The plaintiffs, who are from California, Florida, Tennessee, Colorado, Texas and Illinois, allege that St. John's allowed experienced students, called "Disciplinarians," to abuse students, including in the presence of faculty members. One plaintiff alleges that during the four days he attended the school, he suffered repeated abuse and broke both legs. Another says a ranking student kneed him in the face and broke his eye socket, and a third says he was bound, gagged and beaten by several students, and that photos of the abuse were posted on Facebook.

The lawsuit also names as defendants The Domestic and Foreign Missionary Society of the Protestant Episcopal Church in the United States of America and the Episcopal Diocese of Western Kansas, entities which the suit says created the school.

St.
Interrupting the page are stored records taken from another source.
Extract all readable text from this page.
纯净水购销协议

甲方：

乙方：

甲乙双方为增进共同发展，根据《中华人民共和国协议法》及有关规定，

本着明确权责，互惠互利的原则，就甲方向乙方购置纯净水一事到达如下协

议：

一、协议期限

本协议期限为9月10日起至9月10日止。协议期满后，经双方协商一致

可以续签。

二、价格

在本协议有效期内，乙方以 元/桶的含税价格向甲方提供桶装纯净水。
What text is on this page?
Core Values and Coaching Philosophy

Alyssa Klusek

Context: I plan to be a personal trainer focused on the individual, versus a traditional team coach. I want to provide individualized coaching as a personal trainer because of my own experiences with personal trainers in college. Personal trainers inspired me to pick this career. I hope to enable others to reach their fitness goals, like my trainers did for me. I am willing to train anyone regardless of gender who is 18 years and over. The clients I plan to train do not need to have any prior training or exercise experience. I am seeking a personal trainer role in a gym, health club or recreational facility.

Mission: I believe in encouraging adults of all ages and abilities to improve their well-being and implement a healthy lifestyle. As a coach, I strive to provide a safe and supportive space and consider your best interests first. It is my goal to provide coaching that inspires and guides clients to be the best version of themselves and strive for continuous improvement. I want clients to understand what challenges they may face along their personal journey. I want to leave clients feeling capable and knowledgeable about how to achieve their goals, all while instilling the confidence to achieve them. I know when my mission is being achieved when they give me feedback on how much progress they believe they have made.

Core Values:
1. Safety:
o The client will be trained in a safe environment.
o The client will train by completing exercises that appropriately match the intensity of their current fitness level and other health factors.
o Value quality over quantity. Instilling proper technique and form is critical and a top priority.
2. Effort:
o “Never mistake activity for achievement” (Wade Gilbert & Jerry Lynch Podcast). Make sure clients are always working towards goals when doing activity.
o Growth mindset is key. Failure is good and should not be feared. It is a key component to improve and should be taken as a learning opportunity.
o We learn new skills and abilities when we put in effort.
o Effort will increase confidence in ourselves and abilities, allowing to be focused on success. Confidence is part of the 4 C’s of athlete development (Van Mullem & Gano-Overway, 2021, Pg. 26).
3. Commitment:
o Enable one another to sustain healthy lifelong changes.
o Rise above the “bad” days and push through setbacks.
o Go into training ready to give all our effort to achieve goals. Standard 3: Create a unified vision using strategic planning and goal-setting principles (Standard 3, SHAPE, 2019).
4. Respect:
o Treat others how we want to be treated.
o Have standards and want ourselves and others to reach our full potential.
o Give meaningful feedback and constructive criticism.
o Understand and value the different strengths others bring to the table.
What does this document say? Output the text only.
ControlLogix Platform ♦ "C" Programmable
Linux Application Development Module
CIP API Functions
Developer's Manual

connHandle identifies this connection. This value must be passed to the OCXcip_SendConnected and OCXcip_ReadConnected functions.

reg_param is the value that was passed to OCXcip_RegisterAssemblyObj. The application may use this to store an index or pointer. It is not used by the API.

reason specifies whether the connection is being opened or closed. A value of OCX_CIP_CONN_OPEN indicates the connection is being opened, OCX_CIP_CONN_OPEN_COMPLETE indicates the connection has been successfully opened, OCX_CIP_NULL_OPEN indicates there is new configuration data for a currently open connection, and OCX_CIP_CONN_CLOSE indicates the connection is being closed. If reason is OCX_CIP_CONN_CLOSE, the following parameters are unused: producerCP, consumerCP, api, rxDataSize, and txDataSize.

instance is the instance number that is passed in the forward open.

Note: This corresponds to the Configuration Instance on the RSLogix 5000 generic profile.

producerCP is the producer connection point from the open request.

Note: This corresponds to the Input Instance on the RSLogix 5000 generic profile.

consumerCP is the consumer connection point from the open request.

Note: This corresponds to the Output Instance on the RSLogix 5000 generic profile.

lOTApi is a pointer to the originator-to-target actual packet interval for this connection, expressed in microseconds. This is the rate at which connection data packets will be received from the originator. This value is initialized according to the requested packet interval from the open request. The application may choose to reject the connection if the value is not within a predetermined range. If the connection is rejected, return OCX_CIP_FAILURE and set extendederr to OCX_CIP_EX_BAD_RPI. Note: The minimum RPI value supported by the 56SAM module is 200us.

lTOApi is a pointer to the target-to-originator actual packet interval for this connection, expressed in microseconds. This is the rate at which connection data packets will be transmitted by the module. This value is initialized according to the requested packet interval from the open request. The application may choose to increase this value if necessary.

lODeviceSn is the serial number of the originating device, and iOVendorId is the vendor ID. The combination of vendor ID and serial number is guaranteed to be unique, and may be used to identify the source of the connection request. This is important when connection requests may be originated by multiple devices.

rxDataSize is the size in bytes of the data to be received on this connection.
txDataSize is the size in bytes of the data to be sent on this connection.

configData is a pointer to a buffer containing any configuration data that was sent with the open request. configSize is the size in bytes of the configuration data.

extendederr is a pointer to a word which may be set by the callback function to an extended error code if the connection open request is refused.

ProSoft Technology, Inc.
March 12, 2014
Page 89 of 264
John's, which charges families nearly $30,000 per year for students grades 6-12, denied in its court filings that a culture of abuse exists at the school and notes that each student is required to sign an anti-hazing pledge. It also denied the former student's claim that his legs were broken as a result of abuse and said investigations by the Kansas Department of Social and Rehabilitation Services and Salina Police Department found no validity to his claims.

The school also asked U.S. District Judge John Lungstrum to strike from the court record the alleged Facebook photo of the cadet and the X-ray of the other former student's leg, which shows his right femur bone displaced several inches above the knee. St. John's contends they are "scandalous exhibits" and alleges that the cadet posed for the Facebook photo.

In the court filings, St. John's denied that a culture of abuse exists at the school and noted that each student is required to sign an anti-hazing form.